[Python-3000] Removing __var

Christian Tanzer tanzer at swing.co.at
Sun Sep 24 14:04:54 CEST 2006


"Bob Ippolito" <bob at redivi.com> wrote:

> On 9/22/06, Thomas Heller <theller at python.net> wrote:
> > Bob Ippolito schrieb:
> > > On 9/22/06, Fred L. Drake, Jr. <fdrake at acm.org> wrote:
> > >> On Friday 22 September 2006 13:05, Christian Tanzer wrote:
> > >>  > It is useful in some situations, though. In particular, I use a
> > >>  > metaclass that sets `__super` to the right value. This wouldn't work
> > >>  > without name mangling.
> > >>
> > >> This also doesn't work if two classes in the inheritance hierarchy have the
> > >> same __name__, if I understand how you're using this.  My guess is that
> > >> you're using calls like
> > >>
> > >>     def doSomething(self, arg):
> > >>         self.__super.doSomething(arg + 1)
> > >
> > > In the one or two situations where it "is useful" you could always
> > > write out what it would've done.
> > >
> > > self._ThisClass__super.doSomething(arg + 1)
> >
> > It is much more verbose, though.  The question is are you writing
> > this more often, or are you introspecting more often?
>
> The point is that legitimate __ usage is supposedly so rare that this
> verbosity doesn't matter. If it's verbose, people definitely won't use
> it until they need to, where right now people do it all the time cause
> it's "private".

How can you say that?

I don't use __ for `private`, I use it for making cooperative super
calls (and `__super` occurs 1397 in my sandbox). I definitely don't
*want* to put the name of the class into a cooperative call. Compare

    self.__super.doSomething(arg + 1)

with

    super(SomeClass, self).doSomething (arg + 1)
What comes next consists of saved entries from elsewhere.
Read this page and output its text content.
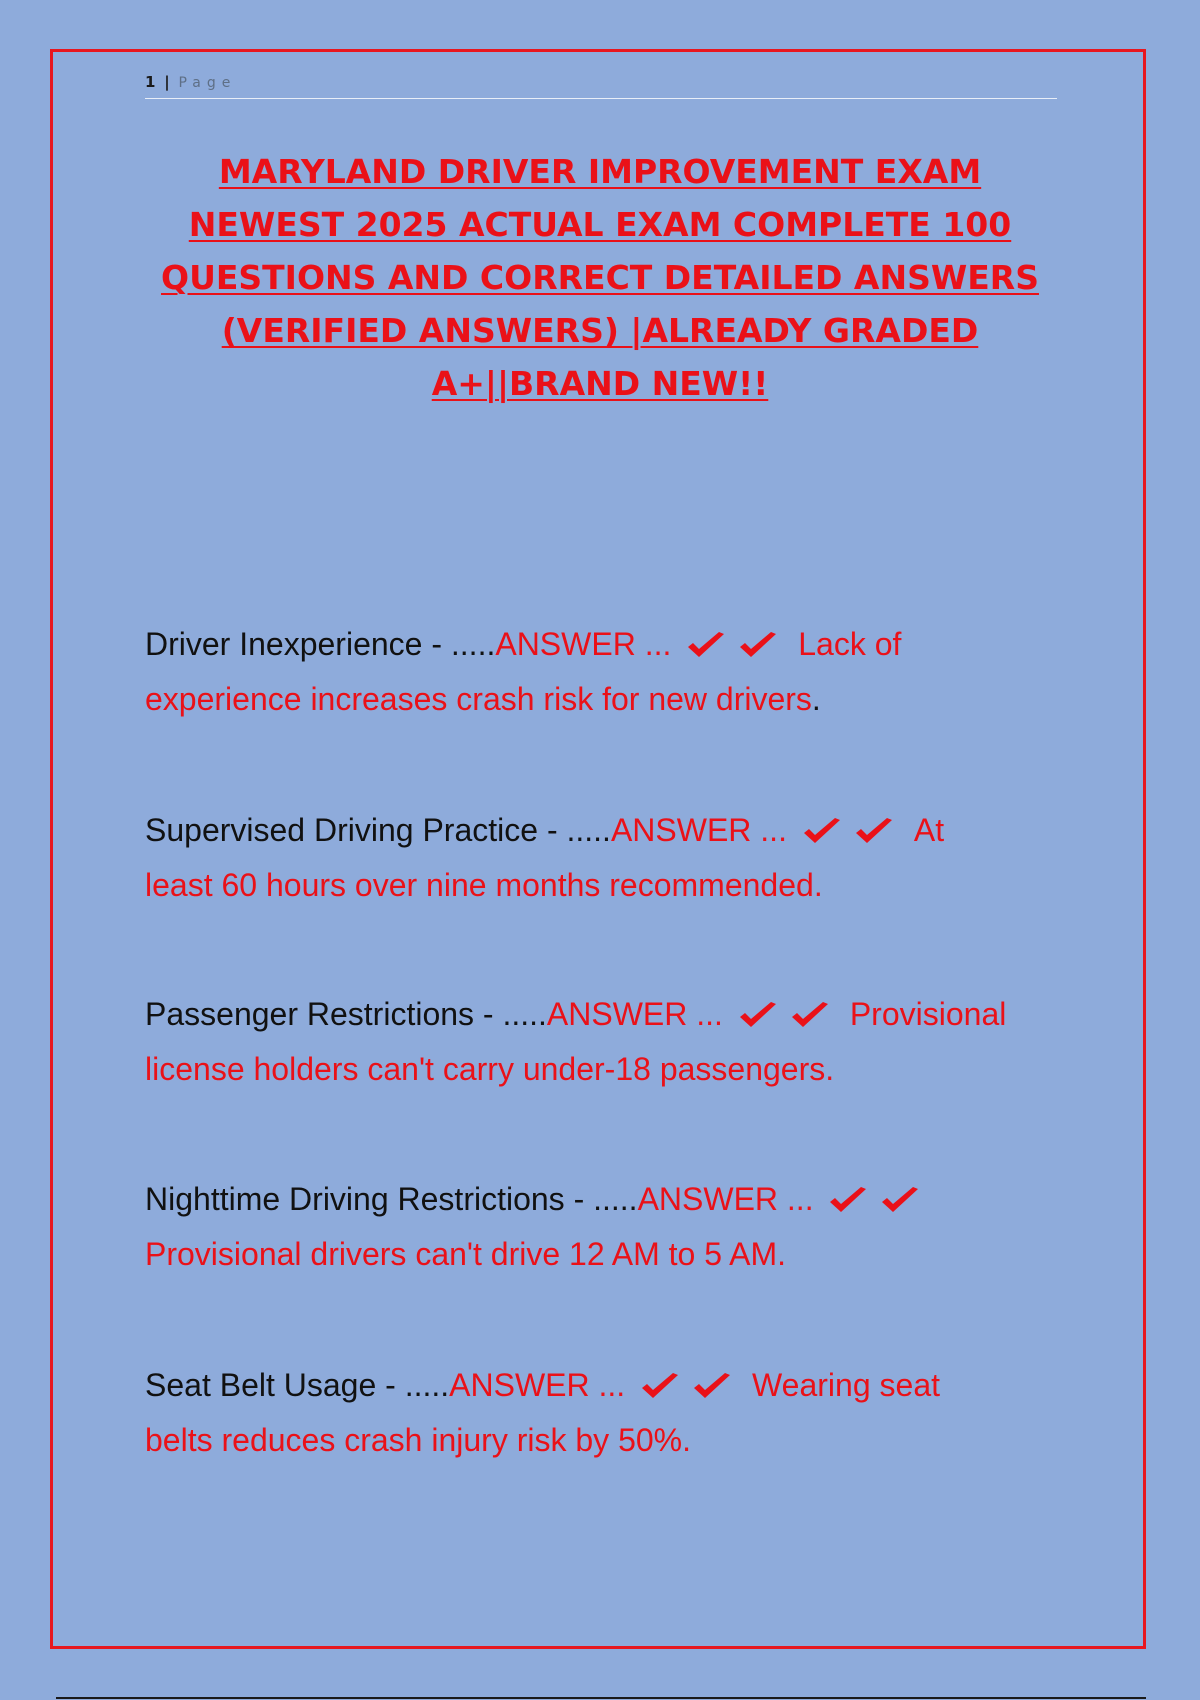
1 | Page
MARYLAND DRIVER IMPROVEMENT EXAM
NEWEST 2025 ACTUAL EXAM COMPLETE 100
QUESTIONS AND CORRECT DETAILED ANSWERS
(VERIFIED ANSWERS) |ALREADY GRADED
A+||BRAND NEW!!
Driver Inexperience - .....ANSWER ...	Lack of
experience increases crash risk for new drivers.
Supervised Driving Practice - .....ANSWER ...	At
least 60 hours over nine months recommended.
Passenger Restrictions - .....ANSWER ...	Provisional
license holders can't carry under-18 passengers.
Nighttime Driving Restrictions - .....ANSWER ...
Provisional drivers can't drive 12 AM to 5 AM.
Seat Belt Usage - .....ANSWER ...	Wearing seat
belts reduces crash injury risk by 50%.
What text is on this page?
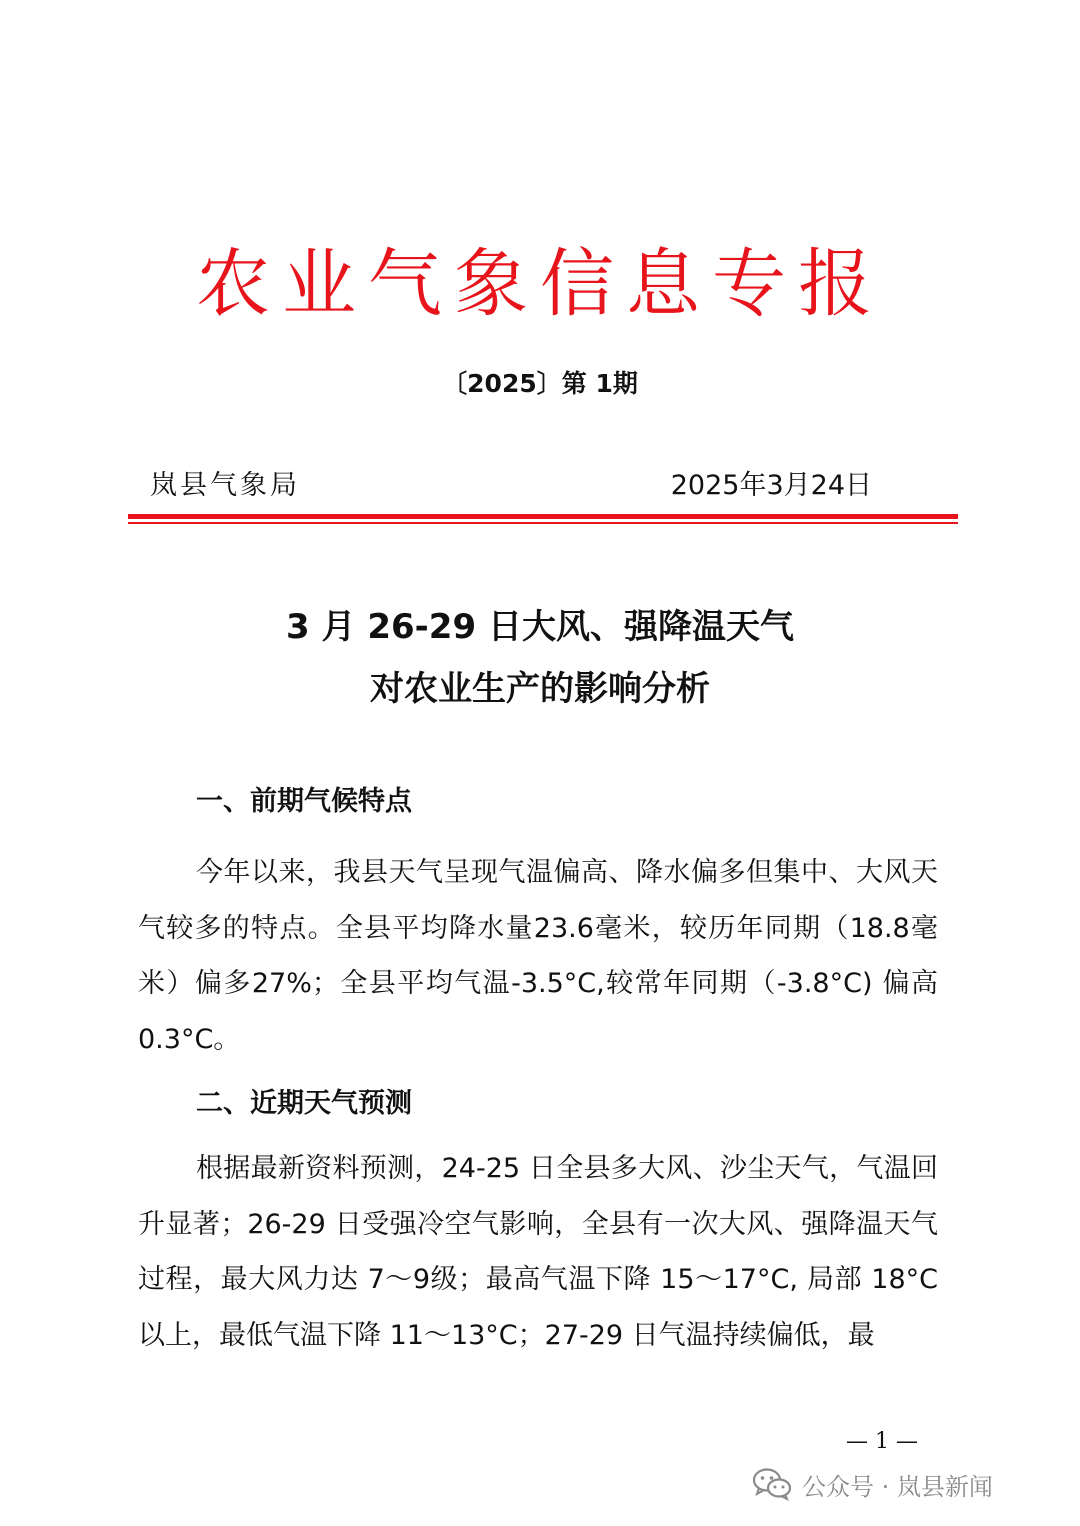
农业气象信息专报
〔2025〕第 1期
岚县气象局	2025年3月24日
3 月 26-29 日大风、强降温天气
对农业生产的影响分析
一、前期气候特点
今年以来，我县天气呈现气温偏高、降水偏多但集中、大风天气较多的特点。全县平均降水量23.6毫米，较历年同期（18.8毫米）偏多27%；全县平均气温-3.5°C,较常年同期（-3.8°C) 偏高0.3°C。
二、近期天气预测
根据最新资料预测，24-25 日全县多大风、沙尘天气，气温回升显著；26-29 日受强冷空气影响，全县有一次大风、强降温天气过程，最大风力达 7～9级；最高气温下降 15～17°C, 局部 18°C以上，最低气温下降 11～13°C；27-29 日气温持续偏低，最
— 1 —
公众号 · 岚县新闻
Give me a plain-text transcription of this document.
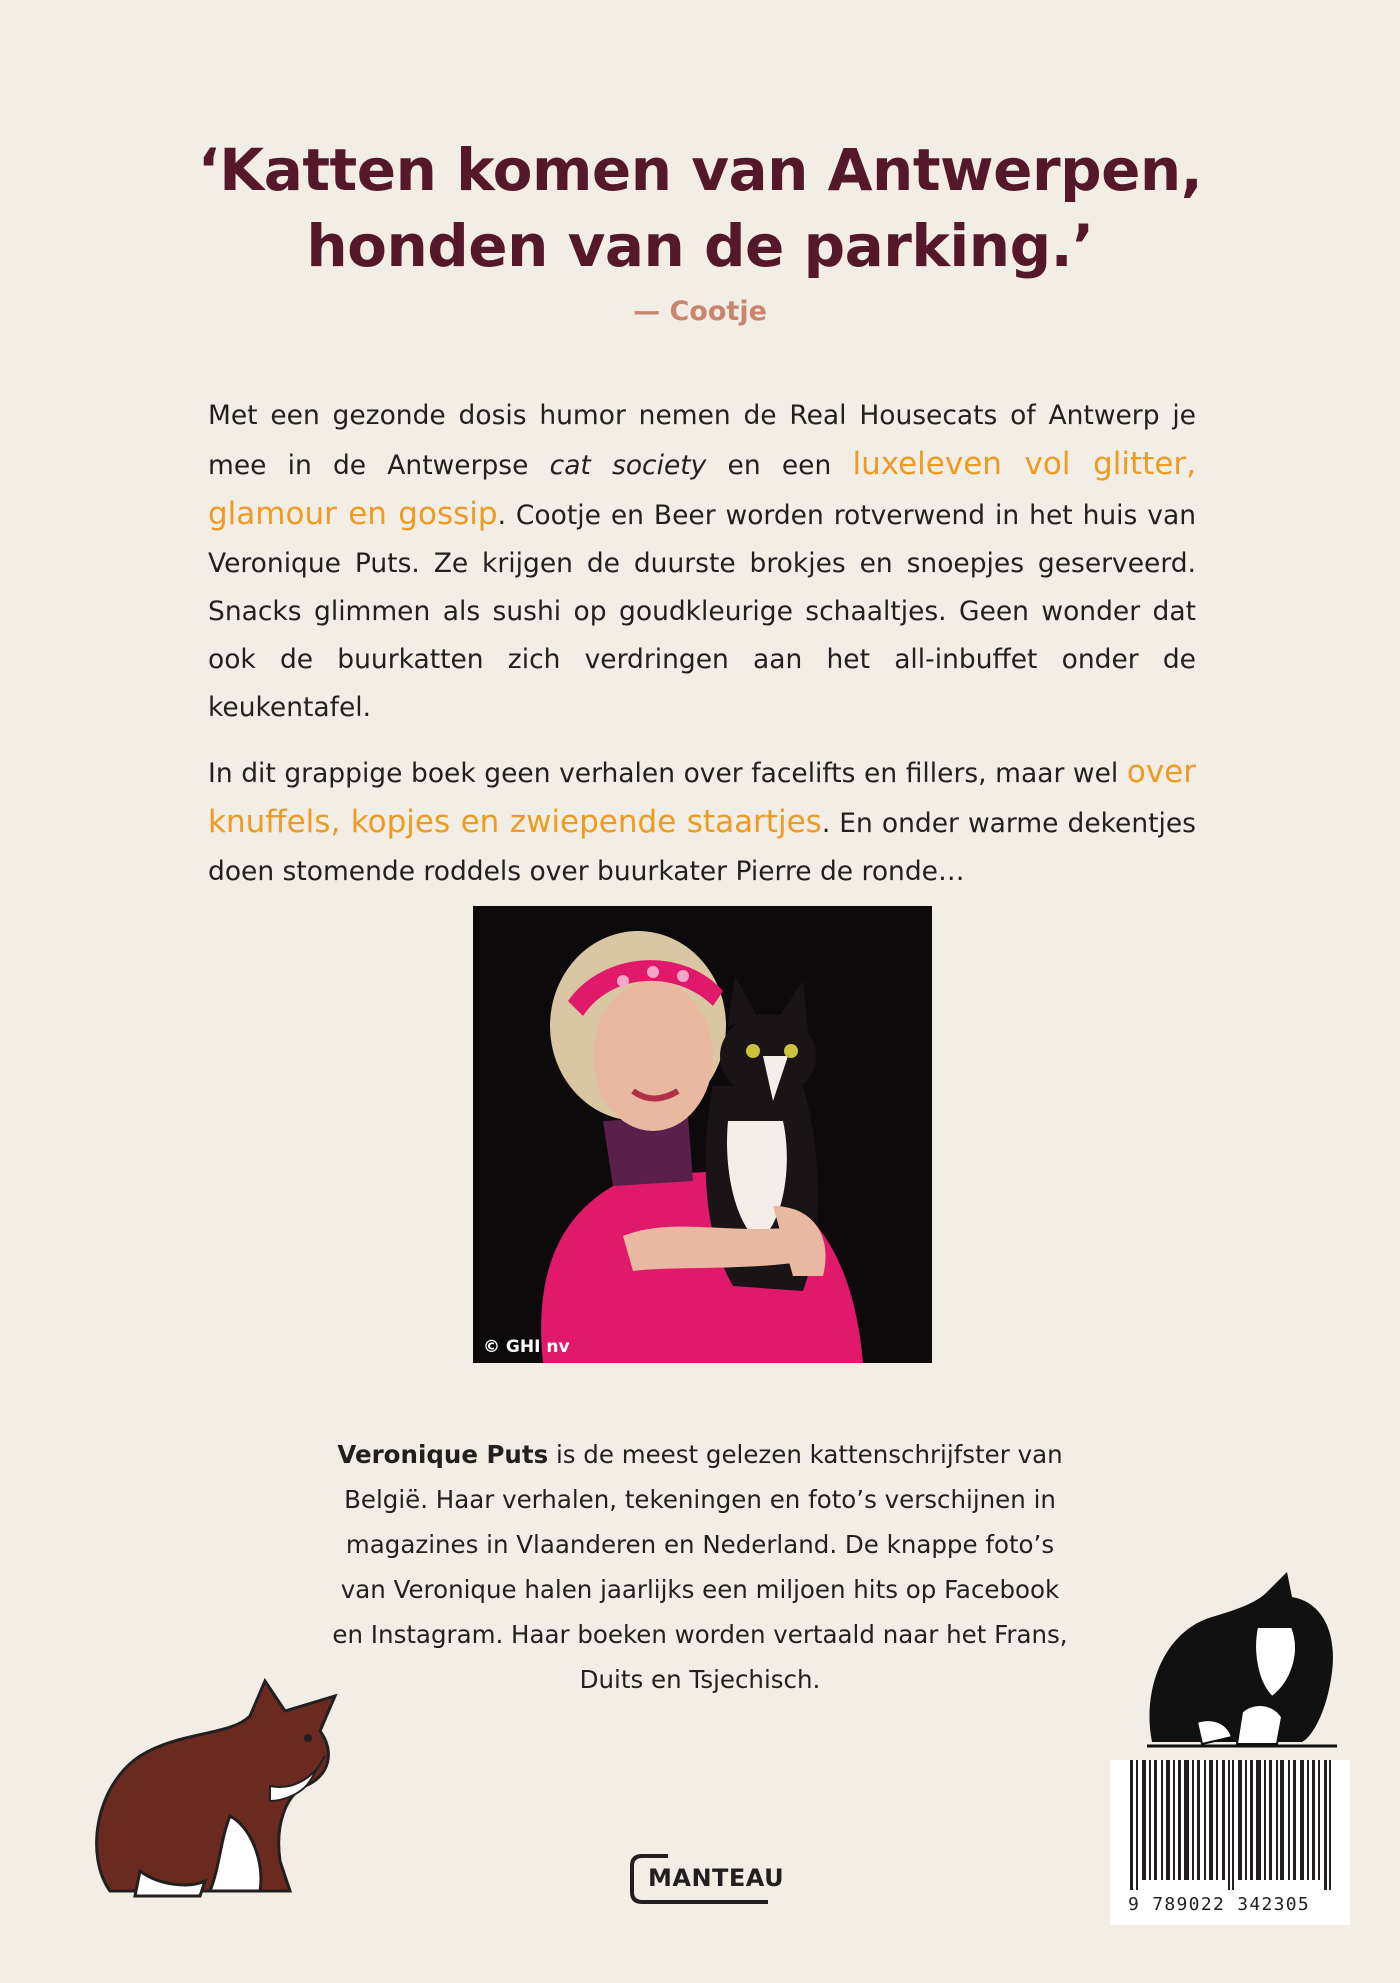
‘Katten komen van Antwerpen,
honden van de parking.’
— Cootje

Met een gezonde dosis humor nemen de Real Housecats of Antwerp je mee in de Antwerpse cat society en een luxeleven vol glitter, glamour en gossip. Cootje en Beer worden rotverwend in het huis van Veronique Puts. Ze krijgen de duurste brokjes en snoepjes geserveerd. Snacks glimmen als sushi op goudkleurige schaaltjes. Geen wonder dat ook de buurkatten zich verdringen aan het all-inbuffet onder de keukentafel.

In dit grappige boek geen verhalen over facelifts en fillers, maar wel over knuffels, kopjes en zwiepende staartjes. En onder warme dekentjes doen stomende roddels over buurkater Pierre de ronde…

© GHI nv
Veronique Puts is de meest gelezen kattenschrijfster van België. Haar verhalen, tekeningen en foto’s verschijnen in magazines in Vlaanderen en Nederland. De knappe foto’s van Veronique halen jaarlijks een miljoen hits op Facebook en Instagram. Haar boeken worden vertaald naar het Frans, Duits en Tsjechisch.
9 789022 342305
MANTEAU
The literal class name is verbose, error prone, and hostile to
refactoring.

I don't care about people supposedly abusing __ to define `private`
attributes -- we are all consenting adults here. (And people trying to
restrict visibility probably commit all sorts of blunders. Trying to
stop that might mean taking away most of Python's features).